En outré, le sevrage aux benzodiazépines peut révéler des problèmes de la vie du patient qui n’ont jamais été résolus. Tyrer (26) souligne, par exemple, que l’effet amnésique des benzodiazépines peut empêcher la résolution de stress personnels tels que le deuil. La nécessité de faire face à ces stress enfouis ou à demi oubliés à l’issue du sevrage peut prolonger l’anxiété et la dépression. Inversement, l’anxiété peut être aggravée par le souvenir d’une tentative antérieure de sevrage traumatisante, conduisant à des symptômes comparables à ceux du syndrome de stress post-traumatique (cauchemars et flashbacks).
Ainsi, la persistance ou l’aggravation de l’anxiété après le sevrage n’implique pas nécessairement la réémergence d’un état d’anxiété existant avant le sevrage. En effet, certains patients font, pour la première fois, l’expérience d’attaques de panique majeures et d’agoraphobie à l’occasion du sevrage, et peuvent développer temporairement un niveau d’anxiété plus sévère que celui qui existait lorsque les médicaments leur avaient été prescrits initialement. Néanmoins, ces symptômes tendent à diminuer de façon progressive après quelques mois, même sans traitement particulier, bien que le processus puisse être accéléré grâce à un soutien psychologique approprié.
B. Insomnie
Les benzodiazépines perturbent les cycles normaux du sommeil, en supprimant le sommeil lent, le sommeil paradoxal, et les rêves. L’arrêt des benzodiazépines engendre souvent une insomnie de rebond (27), et parfois des cauchemars et autres perturbations, notamment un syndrome des jambes sans repos, des myoclonies nocturnes, et des hallucinations hypnagogiques.
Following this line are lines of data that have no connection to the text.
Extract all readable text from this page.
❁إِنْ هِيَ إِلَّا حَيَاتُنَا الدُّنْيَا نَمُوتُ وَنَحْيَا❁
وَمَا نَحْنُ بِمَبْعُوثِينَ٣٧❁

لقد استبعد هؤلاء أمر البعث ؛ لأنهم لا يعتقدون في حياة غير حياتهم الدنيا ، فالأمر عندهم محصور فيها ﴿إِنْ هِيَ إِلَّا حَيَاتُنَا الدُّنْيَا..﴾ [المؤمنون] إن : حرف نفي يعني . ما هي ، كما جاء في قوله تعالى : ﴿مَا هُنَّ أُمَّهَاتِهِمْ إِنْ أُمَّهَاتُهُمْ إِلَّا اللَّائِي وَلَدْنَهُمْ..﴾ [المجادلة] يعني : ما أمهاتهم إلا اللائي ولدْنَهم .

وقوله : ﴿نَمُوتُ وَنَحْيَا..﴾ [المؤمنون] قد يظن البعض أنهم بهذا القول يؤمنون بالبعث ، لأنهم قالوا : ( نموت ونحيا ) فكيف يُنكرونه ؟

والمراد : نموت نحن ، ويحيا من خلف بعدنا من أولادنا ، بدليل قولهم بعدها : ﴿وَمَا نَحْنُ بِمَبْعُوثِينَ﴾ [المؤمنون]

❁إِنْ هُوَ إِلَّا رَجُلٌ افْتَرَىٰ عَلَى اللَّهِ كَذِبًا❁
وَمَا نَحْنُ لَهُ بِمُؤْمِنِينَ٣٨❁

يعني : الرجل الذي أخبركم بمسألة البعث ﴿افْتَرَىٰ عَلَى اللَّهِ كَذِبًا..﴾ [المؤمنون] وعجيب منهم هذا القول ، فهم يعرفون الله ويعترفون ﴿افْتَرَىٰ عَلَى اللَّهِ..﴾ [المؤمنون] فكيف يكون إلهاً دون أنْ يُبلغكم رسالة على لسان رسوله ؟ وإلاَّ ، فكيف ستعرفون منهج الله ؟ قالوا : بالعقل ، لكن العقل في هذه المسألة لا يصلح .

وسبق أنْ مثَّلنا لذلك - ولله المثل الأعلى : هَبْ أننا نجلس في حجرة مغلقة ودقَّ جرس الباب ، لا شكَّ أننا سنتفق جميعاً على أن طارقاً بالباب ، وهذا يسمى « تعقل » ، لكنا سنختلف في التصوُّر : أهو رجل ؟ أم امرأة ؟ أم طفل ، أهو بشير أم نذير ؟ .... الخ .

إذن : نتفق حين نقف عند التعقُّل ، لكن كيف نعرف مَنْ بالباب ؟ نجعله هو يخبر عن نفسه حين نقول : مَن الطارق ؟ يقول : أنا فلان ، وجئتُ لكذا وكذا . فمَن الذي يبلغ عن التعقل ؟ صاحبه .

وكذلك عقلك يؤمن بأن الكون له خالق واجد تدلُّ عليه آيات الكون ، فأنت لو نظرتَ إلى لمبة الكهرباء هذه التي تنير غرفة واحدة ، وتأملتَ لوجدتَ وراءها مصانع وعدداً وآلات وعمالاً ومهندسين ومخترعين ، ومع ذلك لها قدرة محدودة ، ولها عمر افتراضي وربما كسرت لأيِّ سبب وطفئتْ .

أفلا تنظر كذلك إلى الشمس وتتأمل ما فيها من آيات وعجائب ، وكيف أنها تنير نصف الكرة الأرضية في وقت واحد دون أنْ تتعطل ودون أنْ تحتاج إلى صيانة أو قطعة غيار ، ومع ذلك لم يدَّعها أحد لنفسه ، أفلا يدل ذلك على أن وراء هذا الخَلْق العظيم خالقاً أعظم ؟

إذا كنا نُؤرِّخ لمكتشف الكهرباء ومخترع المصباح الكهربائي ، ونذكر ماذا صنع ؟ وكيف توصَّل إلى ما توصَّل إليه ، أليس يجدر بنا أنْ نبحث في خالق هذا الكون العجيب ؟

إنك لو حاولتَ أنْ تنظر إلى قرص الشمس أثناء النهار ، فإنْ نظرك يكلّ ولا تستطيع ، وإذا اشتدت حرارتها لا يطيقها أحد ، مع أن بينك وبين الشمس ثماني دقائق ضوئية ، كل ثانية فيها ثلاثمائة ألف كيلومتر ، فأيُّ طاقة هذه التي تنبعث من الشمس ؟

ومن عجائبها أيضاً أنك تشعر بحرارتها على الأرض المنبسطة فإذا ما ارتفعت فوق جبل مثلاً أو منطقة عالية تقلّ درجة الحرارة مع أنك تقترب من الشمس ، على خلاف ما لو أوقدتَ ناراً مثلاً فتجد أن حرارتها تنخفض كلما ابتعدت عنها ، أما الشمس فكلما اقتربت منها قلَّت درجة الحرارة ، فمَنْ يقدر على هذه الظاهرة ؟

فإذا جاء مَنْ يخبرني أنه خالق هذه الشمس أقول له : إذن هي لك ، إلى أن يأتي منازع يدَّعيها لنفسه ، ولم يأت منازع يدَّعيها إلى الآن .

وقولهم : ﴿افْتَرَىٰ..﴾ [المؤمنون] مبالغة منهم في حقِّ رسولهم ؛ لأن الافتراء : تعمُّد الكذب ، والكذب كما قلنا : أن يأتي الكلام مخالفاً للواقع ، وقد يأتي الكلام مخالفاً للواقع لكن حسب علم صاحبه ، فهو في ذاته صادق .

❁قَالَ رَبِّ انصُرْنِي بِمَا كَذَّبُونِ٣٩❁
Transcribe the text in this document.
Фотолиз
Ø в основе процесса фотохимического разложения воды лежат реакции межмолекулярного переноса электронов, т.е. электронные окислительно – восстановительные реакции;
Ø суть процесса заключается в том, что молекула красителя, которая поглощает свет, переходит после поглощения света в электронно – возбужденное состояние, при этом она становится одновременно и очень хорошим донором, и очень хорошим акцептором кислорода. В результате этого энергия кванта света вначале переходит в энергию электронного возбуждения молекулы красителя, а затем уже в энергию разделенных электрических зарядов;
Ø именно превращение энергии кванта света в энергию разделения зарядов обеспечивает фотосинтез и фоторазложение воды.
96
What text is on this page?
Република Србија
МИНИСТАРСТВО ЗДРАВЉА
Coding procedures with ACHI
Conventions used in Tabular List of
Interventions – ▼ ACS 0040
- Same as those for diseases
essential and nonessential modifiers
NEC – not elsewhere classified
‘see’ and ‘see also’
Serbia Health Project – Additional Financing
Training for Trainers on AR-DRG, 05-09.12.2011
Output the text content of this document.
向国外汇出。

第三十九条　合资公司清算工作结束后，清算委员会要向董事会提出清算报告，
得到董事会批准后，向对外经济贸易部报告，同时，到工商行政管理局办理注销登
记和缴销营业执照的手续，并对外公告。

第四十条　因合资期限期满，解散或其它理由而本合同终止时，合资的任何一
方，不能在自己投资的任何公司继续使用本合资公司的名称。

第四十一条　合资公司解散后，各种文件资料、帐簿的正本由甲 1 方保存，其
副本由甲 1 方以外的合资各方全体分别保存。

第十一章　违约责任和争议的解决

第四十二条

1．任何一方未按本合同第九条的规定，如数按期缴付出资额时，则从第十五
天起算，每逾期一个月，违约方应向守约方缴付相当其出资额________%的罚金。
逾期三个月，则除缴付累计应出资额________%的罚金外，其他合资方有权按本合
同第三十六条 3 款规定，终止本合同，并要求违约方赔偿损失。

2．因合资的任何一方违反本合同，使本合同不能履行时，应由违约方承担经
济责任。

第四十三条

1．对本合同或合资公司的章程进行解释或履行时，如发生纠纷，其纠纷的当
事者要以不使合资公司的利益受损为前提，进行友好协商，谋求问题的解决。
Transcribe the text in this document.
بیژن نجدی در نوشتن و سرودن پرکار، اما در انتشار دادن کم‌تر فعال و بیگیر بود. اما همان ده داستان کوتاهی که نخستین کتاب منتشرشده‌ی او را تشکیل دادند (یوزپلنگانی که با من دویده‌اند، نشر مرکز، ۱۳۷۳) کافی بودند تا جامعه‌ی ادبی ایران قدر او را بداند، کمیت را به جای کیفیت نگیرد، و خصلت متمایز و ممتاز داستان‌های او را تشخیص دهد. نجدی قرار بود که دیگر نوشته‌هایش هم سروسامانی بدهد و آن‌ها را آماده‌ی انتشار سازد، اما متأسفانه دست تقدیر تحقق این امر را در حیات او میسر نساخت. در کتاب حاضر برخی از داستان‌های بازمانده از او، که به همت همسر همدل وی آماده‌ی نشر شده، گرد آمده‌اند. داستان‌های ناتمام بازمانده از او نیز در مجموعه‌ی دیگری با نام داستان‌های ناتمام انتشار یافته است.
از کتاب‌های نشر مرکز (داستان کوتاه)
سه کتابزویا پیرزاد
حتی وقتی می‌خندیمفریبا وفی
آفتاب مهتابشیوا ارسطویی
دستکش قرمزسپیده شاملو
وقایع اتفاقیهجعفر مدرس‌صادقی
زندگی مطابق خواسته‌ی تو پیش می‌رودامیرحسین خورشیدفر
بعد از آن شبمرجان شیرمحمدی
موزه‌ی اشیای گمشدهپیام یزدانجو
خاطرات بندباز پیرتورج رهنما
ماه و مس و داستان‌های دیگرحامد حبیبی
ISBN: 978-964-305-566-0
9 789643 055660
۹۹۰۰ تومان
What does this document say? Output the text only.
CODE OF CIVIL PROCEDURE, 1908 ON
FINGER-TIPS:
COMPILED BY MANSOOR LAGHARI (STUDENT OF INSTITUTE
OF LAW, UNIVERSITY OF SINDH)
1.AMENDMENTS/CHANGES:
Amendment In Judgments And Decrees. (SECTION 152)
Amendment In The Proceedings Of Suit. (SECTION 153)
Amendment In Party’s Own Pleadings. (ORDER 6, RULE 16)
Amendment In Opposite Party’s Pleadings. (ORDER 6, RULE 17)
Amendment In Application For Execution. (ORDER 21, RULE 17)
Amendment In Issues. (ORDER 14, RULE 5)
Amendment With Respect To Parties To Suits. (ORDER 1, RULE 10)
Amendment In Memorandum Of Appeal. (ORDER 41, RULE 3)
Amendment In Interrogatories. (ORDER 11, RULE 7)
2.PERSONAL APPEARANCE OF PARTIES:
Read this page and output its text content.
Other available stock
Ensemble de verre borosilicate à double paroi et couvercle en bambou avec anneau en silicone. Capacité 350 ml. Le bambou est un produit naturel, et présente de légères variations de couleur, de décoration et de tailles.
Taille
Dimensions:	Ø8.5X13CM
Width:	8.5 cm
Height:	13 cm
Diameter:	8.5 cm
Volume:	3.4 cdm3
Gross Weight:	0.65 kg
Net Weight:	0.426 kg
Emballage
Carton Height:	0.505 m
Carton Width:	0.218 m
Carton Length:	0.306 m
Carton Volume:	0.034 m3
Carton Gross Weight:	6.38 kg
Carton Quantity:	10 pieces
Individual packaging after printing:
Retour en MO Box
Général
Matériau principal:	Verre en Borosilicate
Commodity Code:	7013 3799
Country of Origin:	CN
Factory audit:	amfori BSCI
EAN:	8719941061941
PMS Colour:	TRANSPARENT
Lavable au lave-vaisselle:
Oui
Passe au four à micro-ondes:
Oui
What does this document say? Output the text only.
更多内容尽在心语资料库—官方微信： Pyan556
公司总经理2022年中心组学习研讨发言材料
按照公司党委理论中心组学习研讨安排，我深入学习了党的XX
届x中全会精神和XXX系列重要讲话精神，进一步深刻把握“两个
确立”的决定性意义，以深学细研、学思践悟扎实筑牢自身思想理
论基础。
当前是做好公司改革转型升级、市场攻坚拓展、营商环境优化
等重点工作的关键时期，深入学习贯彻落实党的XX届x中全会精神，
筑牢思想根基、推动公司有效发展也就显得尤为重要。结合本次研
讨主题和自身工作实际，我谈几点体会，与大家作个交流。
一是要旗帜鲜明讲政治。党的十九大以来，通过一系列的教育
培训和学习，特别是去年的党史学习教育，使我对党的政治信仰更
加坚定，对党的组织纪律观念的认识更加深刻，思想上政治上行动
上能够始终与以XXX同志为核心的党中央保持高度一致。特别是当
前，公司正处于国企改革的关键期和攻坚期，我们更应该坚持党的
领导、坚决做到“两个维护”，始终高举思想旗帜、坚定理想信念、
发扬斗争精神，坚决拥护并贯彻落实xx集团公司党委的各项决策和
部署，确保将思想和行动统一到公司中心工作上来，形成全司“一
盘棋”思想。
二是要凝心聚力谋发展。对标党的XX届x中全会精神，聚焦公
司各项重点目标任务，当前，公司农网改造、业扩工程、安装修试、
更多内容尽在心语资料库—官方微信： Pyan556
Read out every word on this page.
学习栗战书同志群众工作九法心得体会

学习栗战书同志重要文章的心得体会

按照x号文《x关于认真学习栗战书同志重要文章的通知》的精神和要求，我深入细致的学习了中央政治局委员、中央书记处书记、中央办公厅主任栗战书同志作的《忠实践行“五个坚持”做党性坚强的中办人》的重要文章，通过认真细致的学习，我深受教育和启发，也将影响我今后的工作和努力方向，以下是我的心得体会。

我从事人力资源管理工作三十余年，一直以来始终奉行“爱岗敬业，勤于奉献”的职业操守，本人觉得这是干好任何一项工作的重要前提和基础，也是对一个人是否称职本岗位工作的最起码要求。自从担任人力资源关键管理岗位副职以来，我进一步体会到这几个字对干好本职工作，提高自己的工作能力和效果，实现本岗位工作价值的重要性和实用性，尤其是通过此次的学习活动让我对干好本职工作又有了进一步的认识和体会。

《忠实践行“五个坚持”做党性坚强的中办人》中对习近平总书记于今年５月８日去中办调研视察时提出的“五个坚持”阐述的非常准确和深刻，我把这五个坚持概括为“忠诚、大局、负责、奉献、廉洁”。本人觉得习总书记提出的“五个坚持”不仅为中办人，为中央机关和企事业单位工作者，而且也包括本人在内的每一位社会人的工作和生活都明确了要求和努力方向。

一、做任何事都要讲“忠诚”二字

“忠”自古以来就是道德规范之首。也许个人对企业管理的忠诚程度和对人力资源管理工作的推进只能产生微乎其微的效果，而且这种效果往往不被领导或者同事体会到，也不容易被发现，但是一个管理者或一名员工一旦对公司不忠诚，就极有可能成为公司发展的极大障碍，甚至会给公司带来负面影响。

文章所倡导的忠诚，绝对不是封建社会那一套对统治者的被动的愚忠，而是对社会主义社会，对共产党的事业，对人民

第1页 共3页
Les perturbations du sommeil peuvent faire partie d’un syndrome prolongé de sevrage aux benzodiazépines mais subsistent rarement comme symptôme isolé. Quelques mois peuvent s’écouler avant qu’un rythme de sommeil normal soit rétabli.
C. Dépression
Bien que la dépression soit courante chez les usagers chroniques de benzodiazépines et puisse être aggravée par le traitement (23), elle est également un symptôme de sevrage à part entière (8-21). Les symptômes dépressifs peuvent apparaître pour la première fois après le sevrage, souvent quelques semaines après, et peuvent être sévères et prolongés des mois durant. Des suicides ont été signalés dans certaines études. Par exemple, parmi 50 patients en sevrage aux benzodiazépines (21), un patient s’est suicidé, trois patients ont développé des troubles dépressifs sévères, et 17 patients ont souffert d’une dépression suffisamment sévère pour nécessiter un traitement antidépresseur.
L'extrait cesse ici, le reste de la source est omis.